A. Cardiac metastases
B. Constrictive pericarditis
C. Focal bypass of capillaries
D. Childhood infection resulting in cardiac damage
E. Hypertensive due to increased intracranial pressure
Answer for Question 184
Answer: C (Focal bypass of capillaries)
Explanation: The clinical scenario is consistent with congestive heart failure, with relatively slow onset of dyspnea, bilateral pleural effusions, and an elevated BNP. The mass in the head is an arteriovenous malformation.
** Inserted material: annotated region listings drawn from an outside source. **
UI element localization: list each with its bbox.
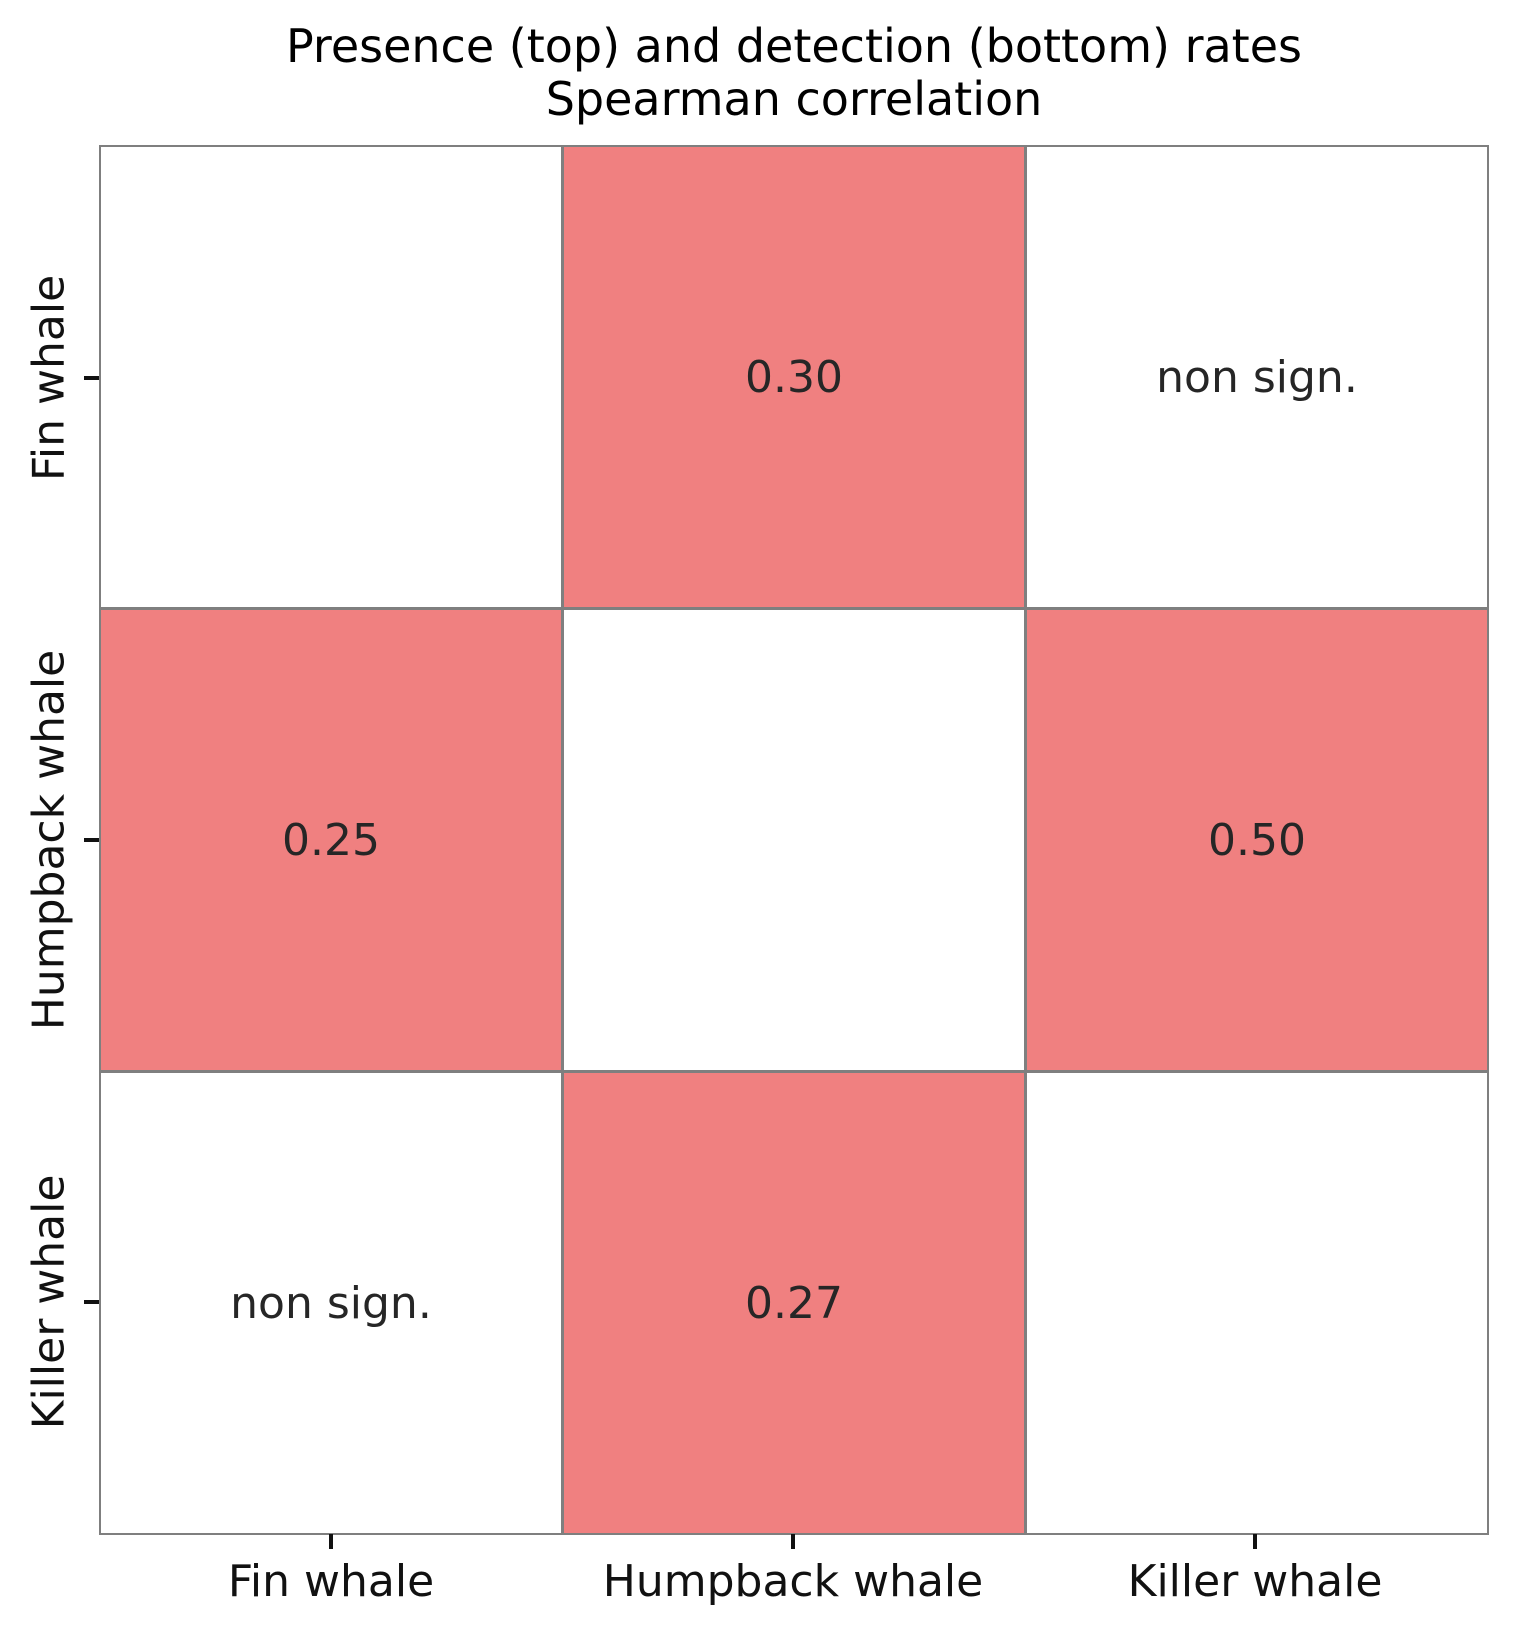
chart-title-line1: Presence (top) and detection (bottom) ra… <box>286 19 1302 73</box>
heatmap-grid: 0.30 non sign. 0.25 0.50 non sign. 0.27 <box>99 145 1489 1535</box>
cell-value: 0.30 <box>745 351 843 403</box>
chart-title: Presence (top) and detection (bottom) ra… <box>101 20 1487 126</box>
cell-value: non sign. <box>1156 351 1358 403</box>
heatmap-cell-r1c1 <box>564 610 1024 1070</box>
x-axis-tick-humpback-whale <box>791 1534 795 1549</box>
y-axis-label-humpback-whale: Humpback whale <box>23 649 75 1031</box>
x-axis-label-fin-whale: Fin whale <box>227 1556 435 1607</box>
y-axis-label-fin-whale: Fin whale <box>23 274 75 482</box>
y-axis-tick-fin-whale <box>84 376 99 380</box>
x-axis-label-killer-whale: Killer whale <box>1127 1556 1383 1607</box>
heatmap-cell-r0c2: non sign. <box>1027 147 1487 607</box>
heatmap-cell-r0c1: 0.30 <box>564 147 1024 607</box>
cell-value: 0.27 <box>745 1277 843 1329</box>
cell-value: 0.50 <box>1208 814 1306 866</box>
heatmap-cell-r2c0: non sign. <box>101 1073 561 1533</box>
y-axis-label-killer-whale: Killer whale <box>23 1174 75 1430</box>
x-axis-tick-fin-whale <box>329 1534 333 1549</box>
x-axis-label-humpback-whale: Humpback whale <box>602 1556 984 1607</box>
heatmap-cell-r1c0: 0.25 <box>101 610 561 1070</box>
x-axis-tick-killer-whale <box>1253 1534 1257 1549</box>
y-axis-tick-killer-whale <box>84 1300 99 1304</box>
heatmap-cell-r1c2: 0.50 <box>1027 610 1487 1070</box>
heatmap-cell-r0c0 <box>101 147 561 607</box>
heatmap-cell-r2c1: 0.27 <box>564 1073 1024 1533</box>
cell-value: non sign. <box>230 1277 432 1329</box>
cell-value: 0.25 <box>282 814 380 866</box>
heatmap-cell-r2c2 <box>1027 1073 1487 1533</box>
y-axis-tick-humpback-whale <box>84 838 99 842</box>
chart-title-line2: Spearman correlation <box>545 72 1043 126</box>
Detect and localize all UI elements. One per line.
In an arteriovenous malformation, there is an abnormal connection between arteries and veins, bypassing the capillaries. Blood flowing through the mass therefore does not serve to oxygenate tissue. The heart is doing extra work to pump this un-used blood, and it is possible for heart failure to develop (i.e., high output cardiac failure). The mass is benign, and not even a neoplasm, and so cardiac metastases would not occur. As there is no murmur, chronic rheumatic valvulitis is not very likely. With increased intracranial pressure, there should likely be symptoms such as headache, nausea, vomiting, and as the mass is a congenital malformation, it would not (without hemorrhaging) elicit increased intracranial pressure as the body has had enough time to adapt to its presence.